Robust portfolio optimization for recommender systems considering uncertainty of estimated statistics

TL;DR

This paper introduces a robust portfolio optimization model for recommender systems that accounts for uncertainty in estimated statistics, improving both accuracy and diversity of recommendations.

Contribution

It proposes a novel robust optimization approach using cardinality-based uncertainty sets, solvable via mixed-integer linear programming, enhancing recommendation quality.

Findings

Improves recommendation accuracy over traditional models

Enhances diversity of recommended items

Effective across different rating prediction algorithms

Abstract

This paper is concerned with portfolio optimization models for creating high-quality lists of recommended items to balance the accuracy and diversity of recommendations. However, the statistics (i.e., expectation and covariance of ratings) required for mean--variance portfolio optimization are subject to inevitable estimation errors. To remedy this situation, we focus on robust optimization techniques that derive reliable solutions to uncertain optimization problems.
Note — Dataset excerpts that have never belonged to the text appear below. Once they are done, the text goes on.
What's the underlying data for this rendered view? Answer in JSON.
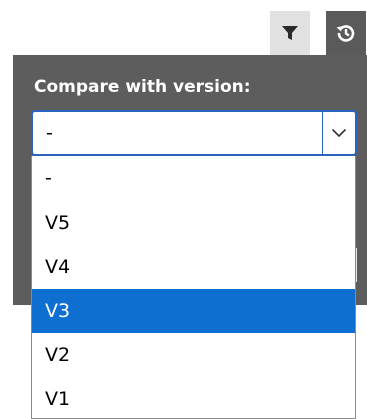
{
  "toolbar": {
    "filter_icon": "filter-icon",
    "history_icon": "history-icon"
  },
  "panel": {
    "label": "Compare with version:"
  },
  "select": {
    "value": "-",
    "arrow_icon": "chevron-down-icon"
  },
  "dropdown": {
    "options": [
      "-",
      "V5",
      "V4",
      "V3",
      "V2",
      "V1"
    ],
    "highlighted": "V3"
  },
  "colors": {
    "panel_bg": "#5d5d5d",
    "highlight": "#0f6fd1",
    "focus_border": "#2b64c0"
  }
}
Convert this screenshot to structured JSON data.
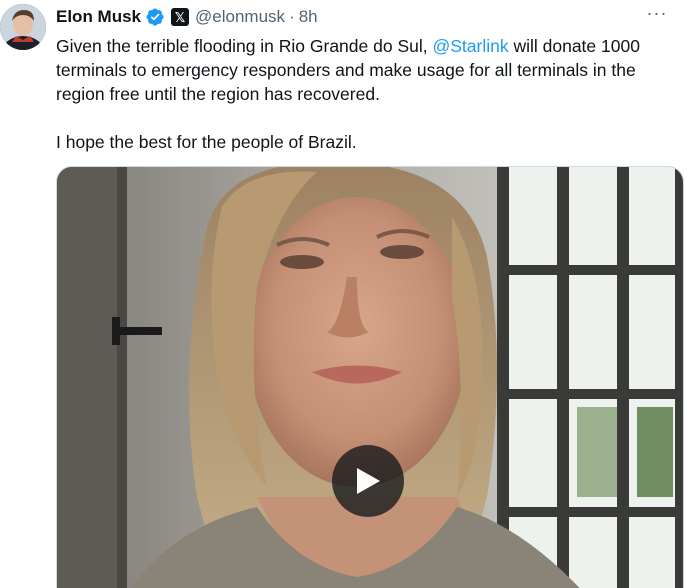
{
  "tweet": {
    "author_name": "Elon Musk",
    "handle": "@elonmusk",
    "separator": "·",
    "time": "8h",
    "more_label": "···",
    "text_before_mention": "Given the terrible flooding in Rio Grande do Sul, ",
    "mention": "@Starlink",
    "text_after_mention": " will donate 1000 terminals to emergency responders and make usage for all terminals in the region free until the region has recovered.",
    "paragraph_2": "I hope the best for the people of Brazil.",
    "x_badge": "𝕏"
  },
  "icons": {
    "verified": "verified-badge-icon",
    "play": "play-icon",
    "more": "more-icon"
  },
  "colors": {
    "text": "#0f1419",
    "secondary": "#536471",
    "link": "#1d9bf0",
    "verified": "#1d9bf0"
  }
}
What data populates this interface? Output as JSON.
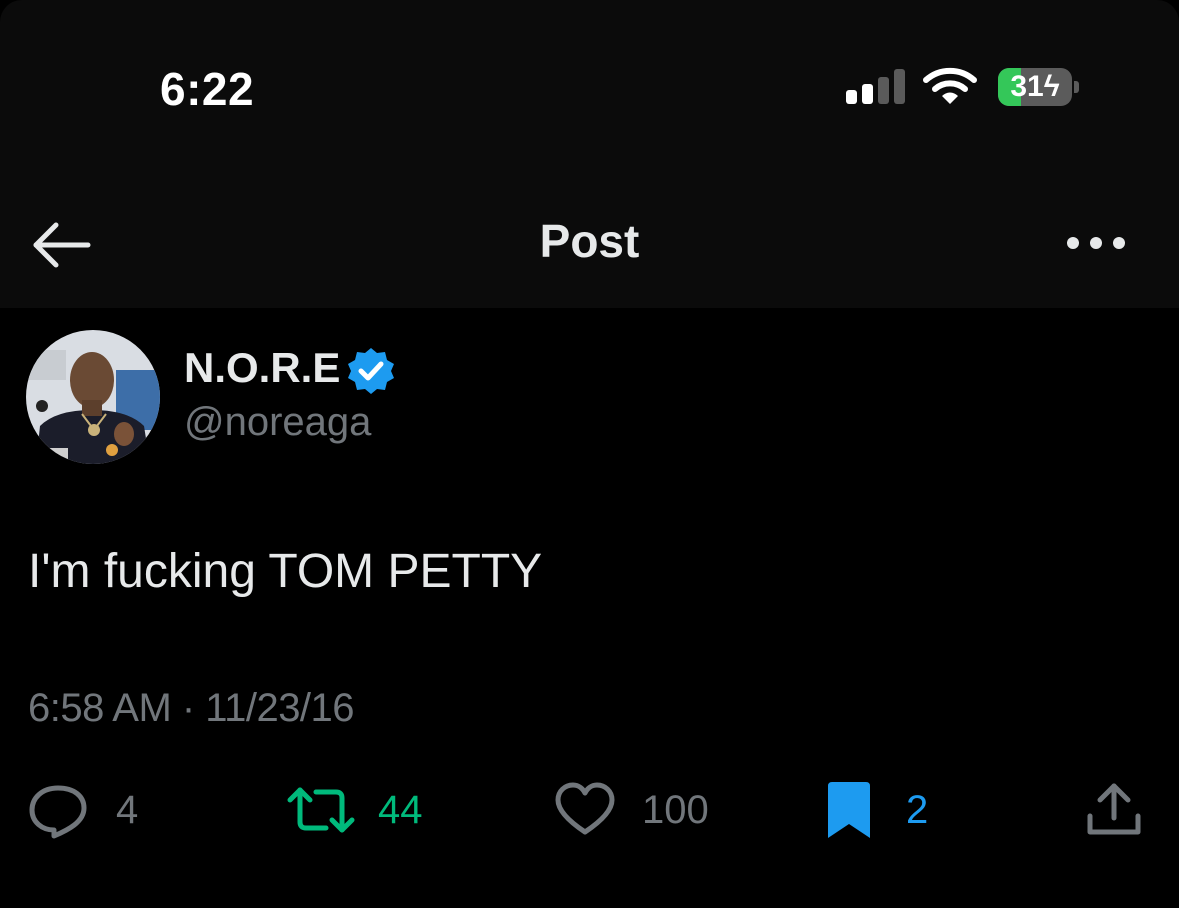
{
  "status_bar": {
    "time": "6:22",
    "battery_level": "31",
    "battery_fraction": 0.31,
    "signal_bars_active": 2,
    "signal_bars_total": 4,
    "battery_color": "#34c759",
    "icons": [
      "cellular-signal-icon",
      "wifi-icon",
      "battery-charging-icon"
    ]
  },
  "header": {
    "title": "Post",
    "back_icon": "arrow-left-icon",
    "more_icon": "more-horizontal-icon"
  },
  "post": {
    "author": {
      "name": "N.O.R.E",
      "handle": "@noreaga",
      "verified": true,
      "verified_color": "#1d9bf0"
    },
    "text": "I'm fucking TOM PETTY",
    "timestamp": "6:58 AM · 11/23/16",
    "actions": {
      "replies": {
        "count": "4",
        "icon": "reply-icon",
        "color": "#71767b"
      },
      "reposts": {
        "count": "44",
        "icon": "repost-icon",
        "color": "#00ba7c"
      },
      "likes": {
        "count": "100",
        "icon": "heart-icon",
        "color": "#71767b"
      },
      "bookmarks": {
        "count": "2",
        "icon": "bookmark-icon",
        "color": "#1d9bf0"
      },
      "share": {
        "icon": "share-icon"
      }
    }
  }
}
Specifically, we propose a robust portfolio optimization model that copes with the uncertainty of estimated statistics based on the cardinality-based uncertainty sets. This robust portfolio optimization model can be reduced to a mixed-integer linear optimization problem, which can be solved exactly using mathematical optimization solvers. Experimental results using two publicly available rating datasets demonstrate that our method can improve not only the recommendation accuracy but also the diversity of recommendations compared with conventional mean--variance portfolio optimization models. Notably, our method has the potential to improve the recommendation quality of various rating prediction algorithms.